Don’t Compare Yourself to Others

Look, everyone’s body is different. There are guys that live in the gym, put a lot of money and effort into building their physique and, maybe, just have the right genes. Can you aspire to be as disciplined and hard working? Sure. But never feel less than them or unworthy of being in the same gym. There’s always going to be guys that are in better shape. Constantly focusing on keeping up with everyone you see at the gym will cause you to miss the opportunity to develop other aspects of yourself that make you unique.

Know Your Limits

When you work out, don’t try to impress anyone other than yourself. If you try to move more weight than you can handle, you run the risk of hurting yourself. If you’re using terrible form, you’re likely to call negative attention as opposed to wowing anyone. When you plan your workout, make sure you start out with weights you can handle and increase them over time. When a weight gets too easy for me, I’ll usually go up by about 10% but drop the number of repetitions in a set. Each workout, I’ll increase the repetitions until I can easily handle that weight, then go up. Not before! And for gosh sake, don’t drop or throw the weight—that just makes you look like dork. It also shows that you didn’t have proper control of the weight to start.

Take a Friend; There’s Strength in Numbers

If you can, get a workout buddy. Having someone to spot you, check your form and suggest new lifts is helpful. Plus, you’ll automatically feel more comfortable being with someone you know.

Dress to Impress

I don’t mean this in a shallow, show yourself off way. However, you can increase your confidence by feeling good about how you look. Don’t wear ratty, torn and stained gym clothes that are now 6 sizes too big. Find clothes that fit correctly, are designed for working out and make you feel good. Save up for better brands; my favorites are Lululemon or Under Armour. Better brands last longer, are designed to make you look good and you’ll feel like you belong in a gym. Also, the added investment is another incentive to use them.

Be Friendly, not Flirty

Smile and don’t be afraid to talk to people but don’t make the gym a pick-up joint. Most people are there to workout and the advances will be unwelcomed.

Don’t Create Your Own Discomfort; No One is Looking Anyway

While you’re going to act like you belong there, in reality, no one is going to notice you. People go to the gym to workout. They might catch you in a passing glance but there really isn’t any reason to feel self-conscious. Be a good gym citizen and you’ll be welcomed.

Corrolary to the Last Two

OK, some gyms ARE pickup places and everyone MAY be checking everyone else out. If that’s what you’re into then you probably don’t have any confidence issues. It’s important to scope a gym out to see if it’s right for you. Most gyms will offer a free or discounted week pass. Check out the place during the times you’d typically workout.

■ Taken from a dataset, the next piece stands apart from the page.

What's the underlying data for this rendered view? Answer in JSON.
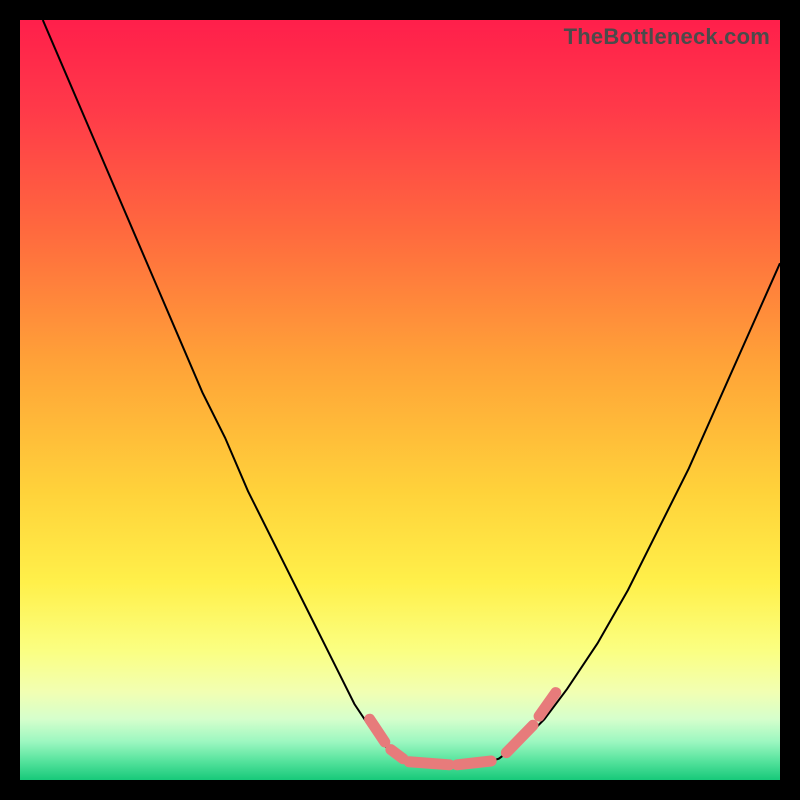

If everyone is into their workout, people are friendly and you feel comfortable then you’re good. Family oriented gyms seem to be the least intimidating. If you’re really new and the idea of going to a gym freaks you out, try starting at the YMCA or the gym at a community college. They’re used to people just getting started and will be most helpful.

Some use a gym to lose their weight while others simply don’t feel comfortable until they’ve gotten close to their goal. Don’t let anxiety, or the feeling of being a fraud, keep you from having a fun and productive gym experience. You’re doing this for yourself and only you can give yourself the permission you need to succeed.